The Importance of Diagnostics
Credible Difference-in-Differences (DiD) requires systematic diagnostics. The goal is to assess identifying assumptions, verify the robustness of conclusions, and check the influence of specific modeling choices. Section 4.8 emphasizes a structured diagnostic workflow tailored to modern staggered-adoption DiD.
Pre-Trend Assessments
Pre-trend checks diagnose whether treated and control groups were on parallel trajectories before the treatment.
- Visual inspection: Always plot pre-treatment outcomes.
- Event-study specification: Estimate multiple pre-treatment leads. Small or noisy leads are necessary for pre-treatment parallel trends, but this does not definitively prove parallel trends will hold in the post-treatment period.
- Joint Wald tests: Test the null hypothesis that all lead coefficients are zero. Be sure to use cluster-robust standard errors.
What if pre-trends are present?
If pre-trends appear non-zero:
- Try conditioning on observed covariates to see if imbalance explains the differential trend.
- Consider factor models or synthetic control variants to accommodate latent trends.
- Apply Rambachan–Roth bounds to conduct a sensitivity analysis. This quantifies how much post-treatment estimates would shift assuming pre-trends continued into the post-period.
Placebo Tests
Placebo tests help detect spurious effects by applying DiD logic where no actual treatment exists.
- Placebo-in-time: Treat a pre-treatment period as if it were the intervention date. An estimate significantly different from zero implies the design itself might generate phantom effects.

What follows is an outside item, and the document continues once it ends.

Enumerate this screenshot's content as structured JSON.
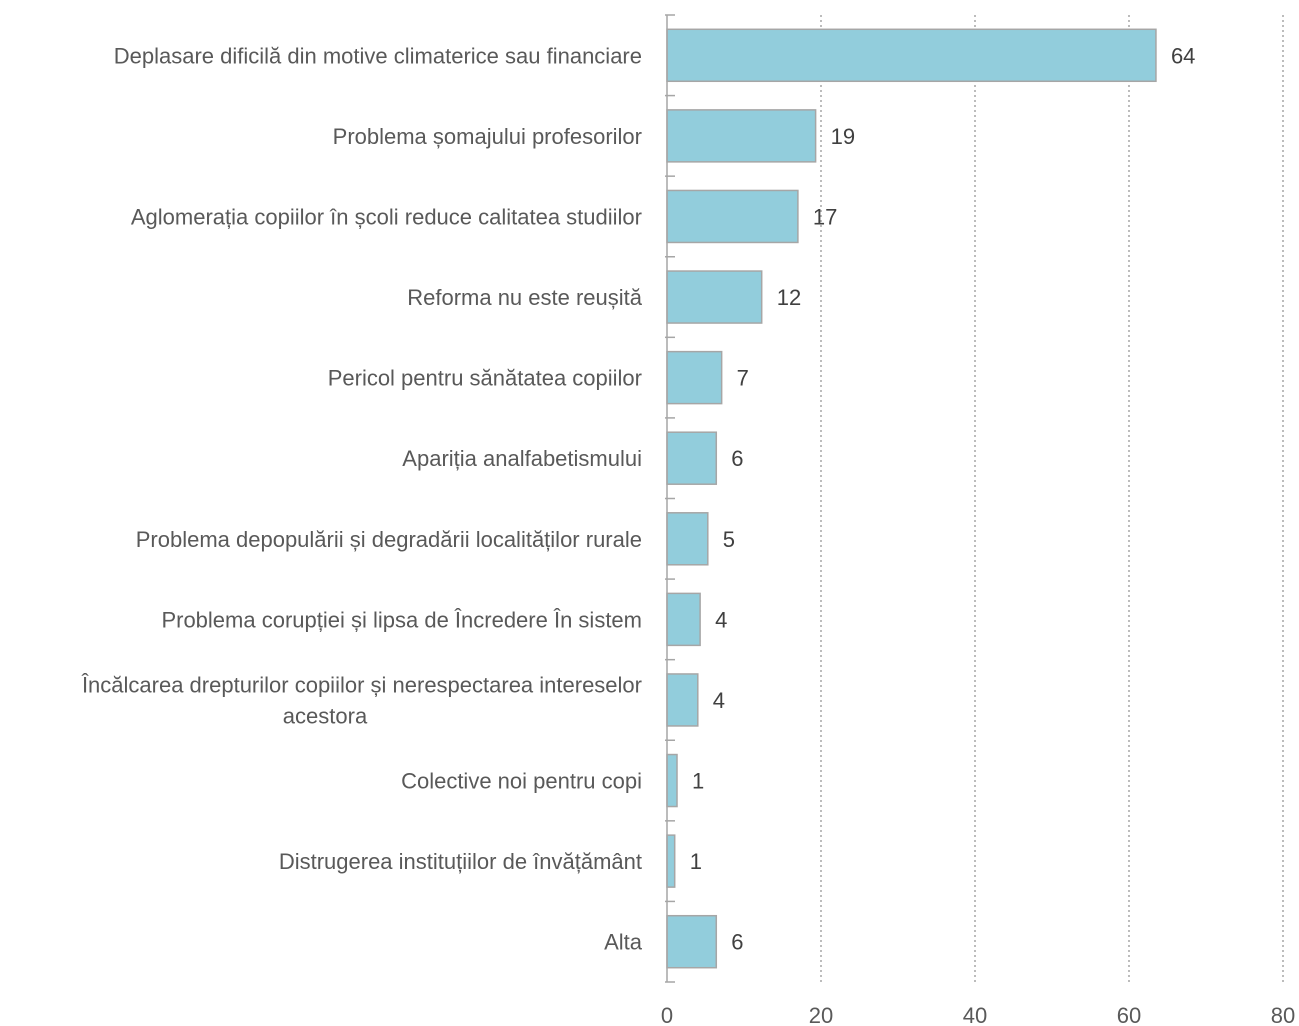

- Placebo-in-units: Randomly assign never-treated units into a fictitious “treated” group, leaving the rest as controls. Repeated many times, this builds a null distribution. If the actual treatment effect falls within the middle 95% of these placebo estimates, the result is weak.
Covariate Balance and Overlap
Check whether the treated and control units are properly matched on observables.

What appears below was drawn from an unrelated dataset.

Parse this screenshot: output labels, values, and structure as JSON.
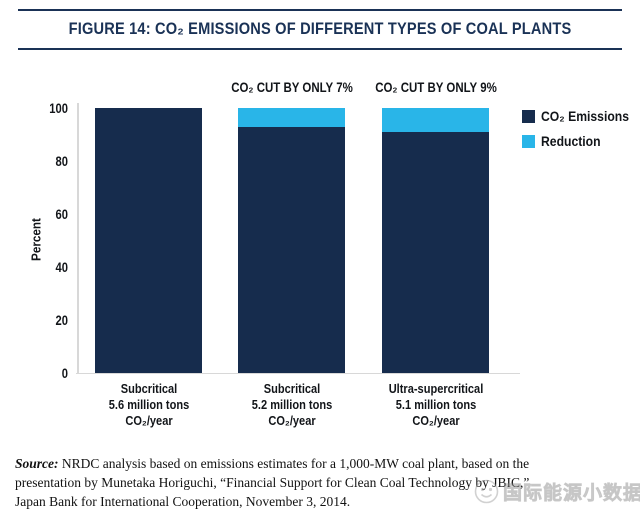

- Standardised Mean Differences (SMDs): An SMD around 0.1 to 0.2 standard deviations or higher warrants attention. However, this benchmark varies based on how strongly the covariate predicts the outcome.
- Adjustments: If balance is initially poor, re-weight, match on covariates, or use them as controls in the outcome regression. Keep in mind this addresses observed factors, but unobserved confounding may remain.
- Regression Check: Assess the $R^2$ from regressing the treatment indicator on covariates. A high $R^2$ means treatment assignment is heavily non-random and highly predicted, signalling a high risk of confounding.
Influence and Robustness
Modern DiD estimators aggregate various cohort-time comparisons. Ensure conclusions are not driven by extreme observations.
- Leave-one-cohort-out: Exclude each cohort individually and re-estimate. If doing so shifts the estimate by roughly 25% or more, or flips the sign/significance, investigate that cohort.
- Leave-one-period-out: This reveals whether a single transient period (e.g., an outlier in early post-treatment) overrides the entire effect.
Specification Curves
To demonstrate that a significant finding isn’t merely an artifact of an arbitrary analytical choice, summarize the stability of findings across many defendable specifications:
- Alter the pool of control units (e.g., never-treated vs. not-yet-treated).
- Vary covariate adjustments, fixed effects, estimating windows, and binning.
- Compare multiple estimators (e.g., Callaway–Sant’Anna, Sun–Abraham, Borusyak–Jaravel–Spiess).
Plotting the distribution of these aggregate estimates yields a specification curve. A tight cluster across variations indicates robust conclusions, while wide variance highlights sensitivity to modeling choices.